Crypto Rally Sputters as Tariff Tensions Rattle Markets
The crypto market’s short-lived bounce lost steam Tuesday as renewed tariff fears weighed on both digital assets and equities. The White House confirmed it will impose a hefty 104% tariff on Chinese imports starting at midnight, sparking fresh uncertainty.
Bitcoin (BTC) briefly surged to $80,000 early in the day before sliding to $76,500 and later settling just under $78,000. At last check, BTC was down 1.2% over 24 hours, while ether (ETH) dropped nearly 4%, slipping below $1,500. The CoinDesk 20 Index — tracking top non-stablecoin, non-memecoin crypto assets — fell 2.2%.

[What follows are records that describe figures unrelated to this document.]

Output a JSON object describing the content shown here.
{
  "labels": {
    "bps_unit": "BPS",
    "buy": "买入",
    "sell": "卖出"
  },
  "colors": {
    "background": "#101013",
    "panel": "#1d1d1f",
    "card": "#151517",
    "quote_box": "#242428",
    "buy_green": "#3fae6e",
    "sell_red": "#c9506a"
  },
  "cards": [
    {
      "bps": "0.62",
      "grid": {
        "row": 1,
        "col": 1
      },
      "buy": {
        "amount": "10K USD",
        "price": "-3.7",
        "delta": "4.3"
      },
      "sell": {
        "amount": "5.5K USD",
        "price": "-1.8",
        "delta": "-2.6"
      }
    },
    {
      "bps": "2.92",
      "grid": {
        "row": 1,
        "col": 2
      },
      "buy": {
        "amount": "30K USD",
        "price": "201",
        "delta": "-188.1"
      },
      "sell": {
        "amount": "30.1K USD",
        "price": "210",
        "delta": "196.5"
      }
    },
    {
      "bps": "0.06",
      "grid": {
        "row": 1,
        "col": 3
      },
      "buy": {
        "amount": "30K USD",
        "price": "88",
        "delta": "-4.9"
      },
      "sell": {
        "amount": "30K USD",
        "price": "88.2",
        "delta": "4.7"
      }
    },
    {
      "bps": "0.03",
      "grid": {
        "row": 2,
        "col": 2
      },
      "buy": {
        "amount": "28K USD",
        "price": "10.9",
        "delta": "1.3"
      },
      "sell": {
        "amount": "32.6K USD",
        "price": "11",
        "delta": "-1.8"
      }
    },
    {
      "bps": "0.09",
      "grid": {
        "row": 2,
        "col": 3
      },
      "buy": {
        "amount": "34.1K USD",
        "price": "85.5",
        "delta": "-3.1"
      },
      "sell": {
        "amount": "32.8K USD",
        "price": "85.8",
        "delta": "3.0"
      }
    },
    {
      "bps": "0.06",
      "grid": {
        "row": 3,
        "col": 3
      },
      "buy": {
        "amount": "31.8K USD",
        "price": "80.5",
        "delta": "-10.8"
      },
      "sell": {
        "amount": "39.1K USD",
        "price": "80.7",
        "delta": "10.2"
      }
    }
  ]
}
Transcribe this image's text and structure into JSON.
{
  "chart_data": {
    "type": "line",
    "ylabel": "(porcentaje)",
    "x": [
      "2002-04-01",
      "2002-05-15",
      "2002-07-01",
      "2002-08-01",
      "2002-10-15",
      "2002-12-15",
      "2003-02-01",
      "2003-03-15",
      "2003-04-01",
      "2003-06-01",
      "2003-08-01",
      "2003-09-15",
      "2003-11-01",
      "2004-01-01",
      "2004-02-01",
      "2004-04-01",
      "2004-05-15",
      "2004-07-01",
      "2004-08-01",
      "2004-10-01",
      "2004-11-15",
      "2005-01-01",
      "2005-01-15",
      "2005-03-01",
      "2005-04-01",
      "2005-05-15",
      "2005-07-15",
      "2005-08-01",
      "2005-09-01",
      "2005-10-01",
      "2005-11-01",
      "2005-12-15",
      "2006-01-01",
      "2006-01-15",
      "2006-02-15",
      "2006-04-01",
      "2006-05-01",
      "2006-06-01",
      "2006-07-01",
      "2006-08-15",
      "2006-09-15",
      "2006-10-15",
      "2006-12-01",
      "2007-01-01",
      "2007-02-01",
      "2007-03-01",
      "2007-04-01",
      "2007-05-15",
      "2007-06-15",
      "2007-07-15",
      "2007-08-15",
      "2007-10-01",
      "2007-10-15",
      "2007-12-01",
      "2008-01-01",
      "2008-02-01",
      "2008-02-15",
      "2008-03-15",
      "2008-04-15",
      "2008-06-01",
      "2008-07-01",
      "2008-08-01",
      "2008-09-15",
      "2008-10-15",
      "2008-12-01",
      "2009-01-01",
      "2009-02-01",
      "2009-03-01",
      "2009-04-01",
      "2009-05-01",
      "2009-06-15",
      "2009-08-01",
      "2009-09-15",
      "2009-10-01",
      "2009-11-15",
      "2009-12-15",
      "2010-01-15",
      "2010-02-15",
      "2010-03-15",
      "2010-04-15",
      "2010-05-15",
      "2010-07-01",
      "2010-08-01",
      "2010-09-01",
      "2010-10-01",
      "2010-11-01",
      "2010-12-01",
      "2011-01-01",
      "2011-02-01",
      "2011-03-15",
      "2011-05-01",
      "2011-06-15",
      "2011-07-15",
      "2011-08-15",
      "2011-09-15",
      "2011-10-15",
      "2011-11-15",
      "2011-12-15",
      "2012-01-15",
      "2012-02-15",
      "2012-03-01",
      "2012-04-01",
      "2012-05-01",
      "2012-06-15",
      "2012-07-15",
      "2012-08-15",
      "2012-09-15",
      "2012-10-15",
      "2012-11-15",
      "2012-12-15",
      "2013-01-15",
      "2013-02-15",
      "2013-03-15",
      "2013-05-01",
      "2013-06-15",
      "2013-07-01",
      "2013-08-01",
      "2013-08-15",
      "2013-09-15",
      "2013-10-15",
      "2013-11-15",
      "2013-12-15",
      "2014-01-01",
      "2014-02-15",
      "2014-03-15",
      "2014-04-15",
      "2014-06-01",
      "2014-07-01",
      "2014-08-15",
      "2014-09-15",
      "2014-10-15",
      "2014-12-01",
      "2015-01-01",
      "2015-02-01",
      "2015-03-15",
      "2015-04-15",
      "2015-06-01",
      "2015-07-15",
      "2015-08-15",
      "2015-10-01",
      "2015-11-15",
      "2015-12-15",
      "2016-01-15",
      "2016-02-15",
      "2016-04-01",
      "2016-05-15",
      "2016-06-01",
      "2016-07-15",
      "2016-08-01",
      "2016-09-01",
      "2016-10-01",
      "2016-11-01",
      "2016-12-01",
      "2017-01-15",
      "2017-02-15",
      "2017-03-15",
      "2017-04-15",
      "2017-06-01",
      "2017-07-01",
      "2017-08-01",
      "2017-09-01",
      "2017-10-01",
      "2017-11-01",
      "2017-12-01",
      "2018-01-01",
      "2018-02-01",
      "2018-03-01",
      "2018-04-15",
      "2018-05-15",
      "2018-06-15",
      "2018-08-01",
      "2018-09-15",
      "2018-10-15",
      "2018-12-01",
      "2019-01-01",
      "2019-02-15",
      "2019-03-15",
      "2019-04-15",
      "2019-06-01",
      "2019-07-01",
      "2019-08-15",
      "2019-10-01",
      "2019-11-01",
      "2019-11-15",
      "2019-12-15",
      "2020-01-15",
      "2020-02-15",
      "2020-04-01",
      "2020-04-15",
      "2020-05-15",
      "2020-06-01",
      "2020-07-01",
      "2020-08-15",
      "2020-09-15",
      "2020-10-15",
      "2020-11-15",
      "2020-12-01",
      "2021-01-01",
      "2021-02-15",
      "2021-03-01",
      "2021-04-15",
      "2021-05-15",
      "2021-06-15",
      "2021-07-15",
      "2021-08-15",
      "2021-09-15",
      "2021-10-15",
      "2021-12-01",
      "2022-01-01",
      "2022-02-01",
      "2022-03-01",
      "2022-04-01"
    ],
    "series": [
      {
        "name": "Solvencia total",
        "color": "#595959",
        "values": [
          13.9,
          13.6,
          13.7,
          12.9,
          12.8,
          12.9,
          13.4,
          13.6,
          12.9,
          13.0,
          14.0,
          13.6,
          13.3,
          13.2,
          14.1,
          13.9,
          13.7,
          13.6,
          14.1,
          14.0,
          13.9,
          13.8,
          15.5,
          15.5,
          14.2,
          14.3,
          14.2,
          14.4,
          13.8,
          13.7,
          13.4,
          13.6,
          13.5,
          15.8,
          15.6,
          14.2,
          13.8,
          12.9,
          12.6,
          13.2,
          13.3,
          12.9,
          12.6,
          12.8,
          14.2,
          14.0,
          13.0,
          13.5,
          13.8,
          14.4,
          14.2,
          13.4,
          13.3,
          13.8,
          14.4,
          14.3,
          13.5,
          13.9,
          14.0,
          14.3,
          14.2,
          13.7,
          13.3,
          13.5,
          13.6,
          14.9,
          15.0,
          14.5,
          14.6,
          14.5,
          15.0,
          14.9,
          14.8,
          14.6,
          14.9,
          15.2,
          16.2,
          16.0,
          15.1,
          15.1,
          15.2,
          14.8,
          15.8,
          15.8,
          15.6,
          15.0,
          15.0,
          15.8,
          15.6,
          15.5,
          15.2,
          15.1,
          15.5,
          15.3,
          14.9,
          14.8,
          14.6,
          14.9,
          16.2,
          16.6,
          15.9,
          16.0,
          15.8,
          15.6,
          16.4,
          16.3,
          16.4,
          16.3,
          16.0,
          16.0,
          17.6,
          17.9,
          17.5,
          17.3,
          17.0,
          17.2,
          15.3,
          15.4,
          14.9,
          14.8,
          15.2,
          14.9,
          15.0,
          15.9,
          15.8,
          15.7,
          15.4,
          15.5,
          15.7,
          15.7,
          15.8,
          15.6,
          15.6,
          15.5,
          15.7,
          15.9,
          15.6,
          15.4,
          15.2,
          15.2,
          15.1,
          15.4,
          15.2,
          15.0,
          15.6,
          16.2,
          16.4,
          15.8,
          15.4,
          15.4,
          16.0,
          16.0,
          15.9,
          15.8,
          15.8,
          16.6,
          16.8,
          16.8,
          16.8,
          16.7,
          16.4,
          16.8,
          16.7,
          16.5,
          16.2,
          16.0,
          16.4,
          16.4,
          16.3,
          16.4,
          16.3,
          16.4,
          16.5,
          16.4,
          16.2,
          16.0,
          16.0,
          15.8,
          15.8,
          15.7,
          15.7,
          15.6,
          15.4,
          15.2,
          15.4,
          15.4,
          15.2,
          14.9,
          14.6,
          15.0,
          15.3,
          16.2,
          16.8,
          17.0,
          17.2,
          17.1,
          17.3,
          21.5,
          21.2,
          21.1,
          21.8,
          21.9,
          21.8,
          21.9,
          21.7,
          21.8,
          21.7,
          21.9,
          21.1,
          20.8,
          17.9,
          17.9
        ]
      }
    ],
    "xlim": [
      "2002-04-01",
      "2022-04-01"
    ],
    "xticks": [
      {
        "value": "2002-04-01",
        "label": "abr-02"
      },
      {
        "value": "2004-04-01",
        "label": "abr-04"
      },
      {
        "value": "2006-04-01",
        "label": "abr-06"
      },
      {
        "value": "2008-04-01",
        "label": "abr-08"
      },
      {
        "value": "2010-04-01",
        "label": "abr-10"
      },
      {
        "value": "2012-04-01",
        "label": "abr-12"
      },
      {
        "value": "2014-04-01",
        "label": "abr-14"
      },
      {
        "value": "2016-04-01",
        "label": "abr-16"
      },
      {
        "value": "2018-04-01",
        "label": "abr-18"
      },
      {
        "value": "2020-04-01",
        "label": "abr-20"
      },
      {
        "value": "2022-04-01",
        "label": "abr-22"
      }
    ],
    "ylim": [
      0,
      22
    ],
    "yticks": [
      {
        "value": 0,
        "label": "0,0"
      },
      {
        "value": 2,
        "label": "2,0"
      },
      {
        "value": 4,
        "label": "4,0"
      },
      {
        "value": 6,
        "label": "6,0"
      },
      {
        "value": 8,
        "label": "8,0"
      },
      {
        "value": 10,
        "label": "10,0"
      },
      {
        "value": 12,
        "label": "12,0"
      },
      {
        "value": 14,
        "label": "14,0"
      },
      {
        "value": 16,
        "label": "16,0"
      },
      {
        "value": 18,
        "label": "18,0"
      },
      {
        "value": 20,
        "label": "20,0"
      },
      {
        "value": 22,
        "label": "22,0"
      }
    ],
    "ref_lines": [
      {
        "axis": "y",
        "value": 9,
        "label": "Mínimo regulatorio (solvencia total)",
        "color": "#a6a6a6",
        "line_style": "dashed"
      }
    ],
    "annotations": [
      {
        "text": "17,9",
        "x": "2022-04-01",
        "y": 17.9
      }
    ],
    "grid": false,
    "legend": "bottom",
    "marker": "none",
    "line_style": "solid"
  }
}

Crypto-related stocks mirrored the downturn. Bitcoin miner Bitdeer (BTDR) plunged 8.7%, MicroStrategy (MSTR) fell 5.3%, and Coinbase (COIN) dropped 2.3%. An exception was DeFi Technologies (DEFTF), which soared 10.27%, buoyed by speculation that the Toronto-based firm may pursue a U.S. Nasdaq listing, similar to Galaxy Digital’s (GLXY) path.
U.S. stock markets also reversed sharply. The S&P 500 and Nasdaq, both up about 4% earlier, turned red by the afternoon — down 0.5% and 0.7% respectively.

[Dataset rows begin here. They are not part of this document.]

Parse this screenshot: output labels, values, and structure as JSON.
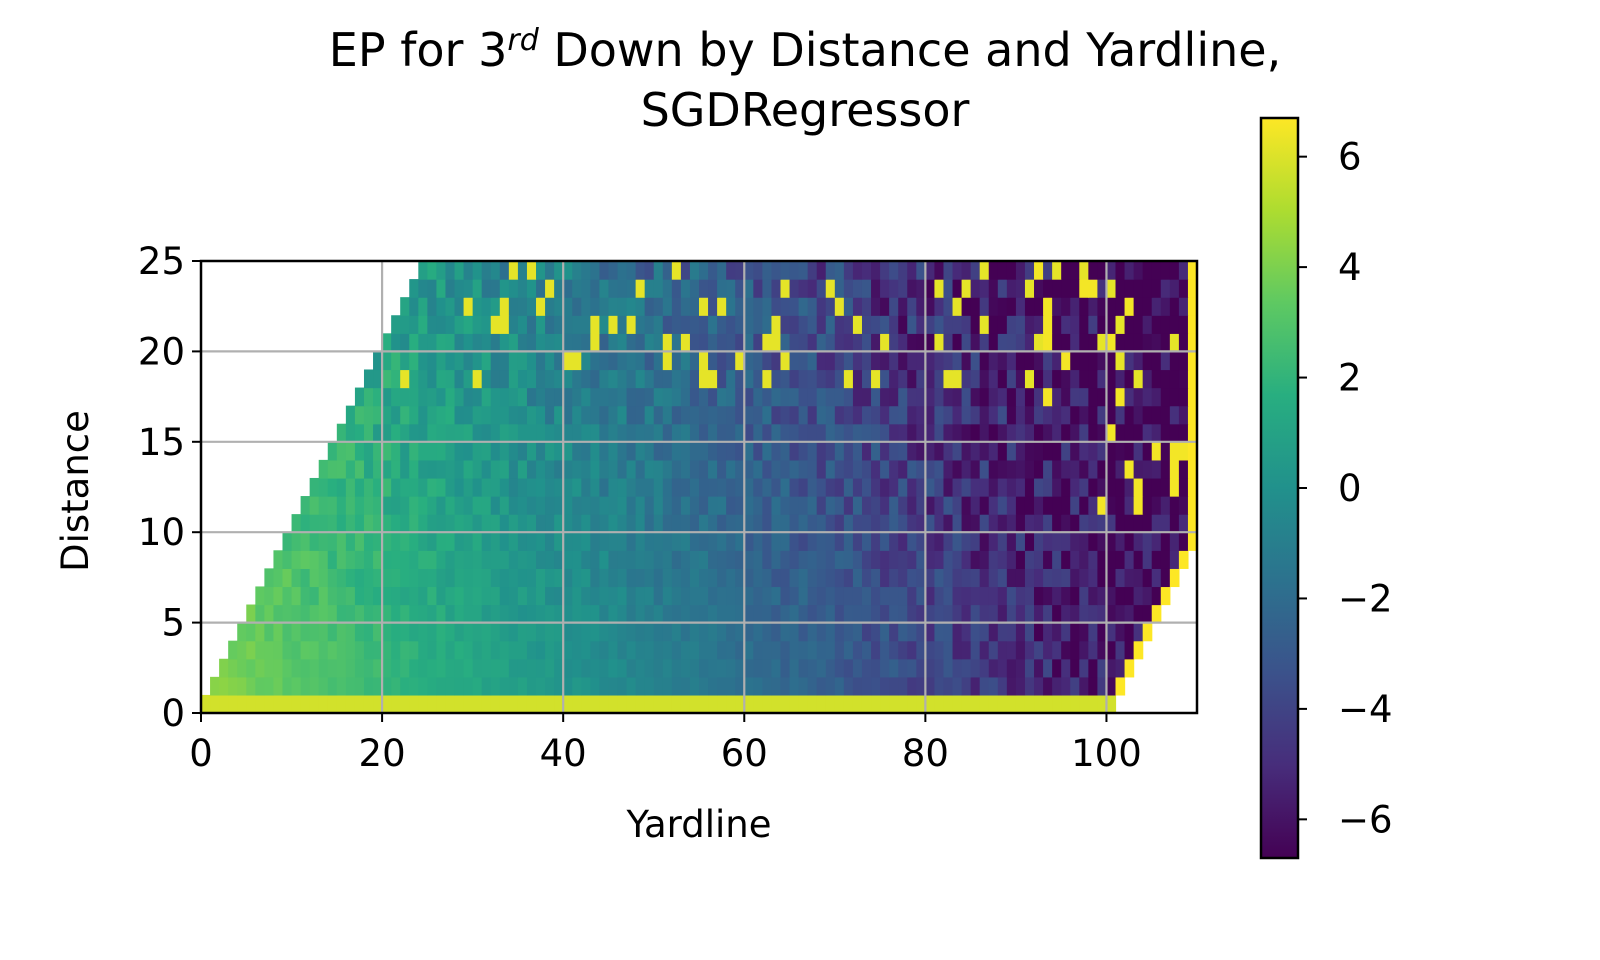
{
  "chart_data": {
    "type": "heatmap",
    "title_line1_pre": "EP for 3",
    "title_sup": "rd",
    "title_line1_post": " Down by Distance and Yardline,",
    "title_line2": "SGDRegressor",
    "xlabel": "Yardline",
    "ylabel": "Distance",
    "xlim": [
      0,
      110
    ],
    "ylim": [
      0,
      25
    ],
    "xticks": [
      0,
      20,
      40,
      60,
      80,
      100
    ],
    "yticks": [
      0,
      5,
      10,
      15,
      20,
      25
    ],
    "grid": true,
    "colormap": "viridis",
    "colorbar": {
      "min": -6.7,
      "max": 6.7,
      "ticks": [
        6,
        4,
        2,
        0,
        -2,
        -4,
        -6
      ],
      "tick_labels": [
        "6",
        "4",
        "2",
        "0",
        "−2",
        "−4",
        "−6"
      ]
    },
    "cell_size": {
      "yardline": 1,
      "distance": 1
    },
    "valid_region": "cells exist where yardline >= distance and yardline <= distance + 100; distance 0 row is a separate high-EP band",
    "ep_model": {
      "ep_at_yardline_0": 4.3,
      "ep_at_yardline_100": -5.8,
      "distance_0_row_value": 5.8,
      "goal_line_edge_value": 6.7,
      "noise_grows_toward": "long distance and high yardline"
    }
  }
}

The late-session selloff followed the White House’s confirmation of new tariffs aimed at Chinese imports, which accelerated the decline in the offshore yuan (CNH). The currency tumbled to 7.4 against the dollar — its weakest level in years.
Market observers speculated that Beijing may respond to the trade escalation by allowing further yuan depreciation, a move that could make Chinese exports more competitive. For bitcoin bulls, this scenario hints at capital outflows from China and potential inflows into BTC.
“If not the Fed, then the PBOC will give us the yahtzee ingredients,” wrote BitMEX founder Arthur Hayes. “It worked in 2013, 2015 — and it can work again in 2025. Ignore China at your own peril.”
Kirill Kretov, head of CoinPanel, echoed the broader market uncertainty in a Telegram message to CoinDesk. “We’re in a period of elevated risk — trade disputes, geopolitical tensions, ongoing wars, and recession fears,” he said. Kretov also warned that thin liquidity across both traditional and crypto markets could fuel further volatility.
“Until more players adapt to the current macro environment, we’re unlikely to see a decisive breakout in either direction,” he added.